Your Assistant Professors come in two types, Good and Brilliant. Any types worse than Good have already been weeded out in the hiring process, but you cannot directly distinguish between Good and Brilliant types. Each individual Assistant Professor knows whether he or she is Brilliant or merely Good. You would like to tenure only the Brilliant types.

The payoff from a tenured career at St. Anford is $2 million; think of this as the expected discounted present value of salaries, consulting fees, and book royalties, plus the monetary equivalent of the pride and joy that the faculty member and his or her family would get from being tenured at St. Anford. Anyone denied tenure at St. Anford will get a faculty position at Boondocks College, and the present value of that career is $0.5 million.

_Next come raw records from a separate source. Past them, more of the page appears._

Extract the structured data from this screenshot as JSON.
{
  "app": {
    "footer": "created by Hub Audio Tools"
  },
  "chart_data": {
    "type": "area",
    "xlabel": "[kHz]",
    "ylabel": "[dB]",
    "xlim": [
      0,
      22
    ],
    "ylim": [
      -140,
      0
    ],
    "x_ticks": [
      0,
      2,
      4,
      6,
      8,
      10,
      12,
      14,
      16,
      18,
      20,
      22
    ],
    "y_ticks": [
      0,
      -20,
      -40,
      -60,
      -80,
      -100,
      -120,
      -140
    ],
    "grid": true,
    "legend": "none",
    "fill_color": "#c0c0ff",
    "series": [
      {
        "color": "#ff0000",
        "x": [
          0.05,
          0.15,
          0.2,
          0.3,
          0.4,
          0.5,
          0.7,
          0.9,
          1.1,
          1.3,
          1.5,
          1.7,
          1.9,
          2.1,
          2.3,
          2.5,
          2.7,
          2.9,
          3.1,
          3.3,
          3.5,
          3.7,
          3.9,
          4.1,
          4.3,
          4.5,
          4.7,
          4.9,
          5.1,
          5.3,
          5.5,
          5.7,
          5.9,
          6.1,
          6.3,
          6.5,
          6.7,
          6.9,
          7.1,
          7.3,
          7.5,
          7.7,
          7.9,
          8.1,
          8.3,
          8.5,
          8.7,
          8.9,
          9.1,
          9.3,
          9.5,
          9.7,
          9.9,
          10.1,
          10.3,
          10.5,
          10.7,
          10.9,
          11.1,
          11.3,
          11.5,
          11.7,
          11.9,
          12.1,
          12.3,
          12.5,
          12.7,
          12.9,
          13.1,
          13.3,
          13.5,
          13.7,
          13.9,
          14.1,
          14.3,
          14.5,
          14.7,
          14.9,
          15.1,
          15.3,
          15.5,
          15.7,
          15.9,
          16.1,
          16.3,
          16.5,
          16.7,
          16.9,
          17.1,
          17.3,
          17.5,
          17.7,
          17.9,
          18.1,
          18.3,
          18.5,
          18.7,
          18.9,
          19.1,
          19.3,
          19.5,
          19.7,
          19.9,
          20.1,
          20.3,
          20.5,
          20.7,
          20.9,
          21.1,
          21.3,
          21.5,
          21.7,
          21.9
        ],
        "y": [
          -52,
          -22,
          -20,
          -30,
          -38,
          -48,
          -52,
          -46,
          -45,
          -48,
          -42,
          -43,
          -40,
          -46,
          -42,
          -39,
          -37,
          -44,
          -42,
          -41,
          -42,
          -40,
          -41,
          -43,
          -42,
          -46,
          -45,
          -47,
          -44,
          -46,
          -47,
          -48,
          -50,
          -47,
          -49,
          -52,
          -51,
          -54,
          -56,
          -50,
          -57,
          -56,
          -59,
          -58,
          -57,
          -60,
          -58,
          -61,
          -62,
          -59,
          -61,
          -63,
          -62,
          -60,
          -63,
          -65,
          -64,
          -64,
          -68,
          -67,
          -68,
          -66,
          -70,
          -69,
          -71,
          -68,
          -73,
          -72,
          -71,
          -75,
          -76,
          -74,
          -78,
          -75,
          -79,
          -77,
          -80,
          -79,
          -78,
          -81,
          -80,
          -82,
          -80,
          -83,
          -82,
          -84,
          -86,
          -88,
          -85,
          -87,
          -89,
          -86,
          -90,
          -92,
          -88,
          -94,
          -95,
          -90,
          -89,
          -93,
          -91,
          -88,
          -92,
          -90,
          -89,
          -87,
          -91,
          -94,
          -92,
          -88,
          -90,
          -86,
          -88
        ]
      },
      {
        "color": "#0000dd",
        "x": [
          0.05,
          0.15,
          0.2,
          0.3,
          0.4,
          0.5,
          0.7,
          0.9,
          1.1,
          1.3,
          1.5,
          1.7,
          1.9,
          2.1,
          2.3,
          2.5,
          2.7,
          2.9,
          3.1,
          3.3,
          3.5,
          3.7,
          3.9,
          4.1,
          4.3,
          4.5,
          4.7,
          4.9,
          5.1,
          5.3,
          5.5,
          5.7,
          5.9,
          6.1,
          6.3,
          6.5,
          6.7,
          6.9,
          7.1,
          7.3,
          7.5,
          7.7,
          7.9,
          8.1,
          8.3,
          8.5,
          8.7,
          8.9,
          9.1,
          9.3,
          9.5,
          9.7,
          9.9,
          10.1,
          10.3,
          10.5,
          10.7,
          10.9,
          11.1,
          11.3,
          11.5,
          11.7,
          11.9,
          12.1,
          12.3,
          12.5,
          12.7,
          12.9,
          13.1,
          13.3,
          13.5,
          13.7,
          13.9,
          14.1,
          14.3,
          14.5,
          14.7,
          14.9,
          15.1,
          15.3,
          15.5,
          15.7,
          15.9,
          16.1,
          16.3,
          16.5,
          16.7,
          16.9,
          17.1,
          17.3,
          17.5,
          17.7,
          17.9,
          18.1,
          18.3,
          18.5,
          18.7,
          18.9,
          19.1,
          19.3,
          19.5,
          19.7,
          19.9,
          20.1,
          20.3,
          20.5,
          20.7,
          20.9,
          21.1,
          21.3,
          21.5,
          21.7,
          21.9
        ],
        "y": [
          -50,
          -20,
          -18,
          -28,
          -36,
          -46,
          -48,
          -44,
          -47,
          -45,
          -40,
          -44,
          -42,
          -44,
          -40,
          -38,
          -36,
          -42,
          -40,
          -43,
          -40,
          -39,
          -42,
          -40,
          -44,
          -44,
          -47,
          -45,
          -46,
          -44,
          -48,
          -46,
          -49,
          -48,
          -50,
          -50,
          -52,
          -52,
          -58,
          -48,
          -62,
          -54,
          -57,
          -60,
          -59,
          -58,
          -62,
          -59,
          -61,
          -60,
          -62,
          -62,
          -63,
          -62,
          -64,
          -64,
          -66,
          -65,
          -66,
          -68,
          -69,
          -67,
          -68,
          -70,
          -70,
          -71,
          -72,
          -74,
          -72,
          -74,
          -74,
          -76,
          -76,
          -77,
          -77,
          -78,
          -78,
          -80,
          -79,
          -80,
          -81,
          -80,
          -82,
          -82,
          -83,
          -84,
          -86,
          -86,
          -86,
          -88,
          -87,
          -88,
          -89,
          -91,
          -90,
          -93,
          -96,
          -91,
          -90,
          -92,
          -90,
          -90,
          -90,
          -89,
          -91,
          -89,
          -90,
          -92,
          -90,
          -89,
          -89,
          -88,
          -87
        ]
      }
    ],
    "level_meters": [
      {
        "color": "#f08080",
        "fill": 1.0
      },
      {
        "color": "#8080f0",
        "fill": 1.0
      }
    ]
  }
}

Your faculty can do research and publish the findings. But each publication requires effort and time and causes strain on the family; all these are costly to the faculty member. The monetary equivalent of this cost is $30,000 per publication for a Brilliant Assistant Professor and $60,000 per publication for a Good one. You can set a minimum number, N, of publications that an Assistant Professor must produce in order to achieve tenure.

(a) Without doing any math, describe, as completely as you can, what would happen in a separating equilibrium to this game.

(b) There are two potential types of pooling outcomes to this game. Without doing any math, describe what they would look like, as completely as you can.

(c) Now please go ahead and do some math. What is the set of possible N that will accomplish your goal of screening the Brilliant professors out from the merely Good ones?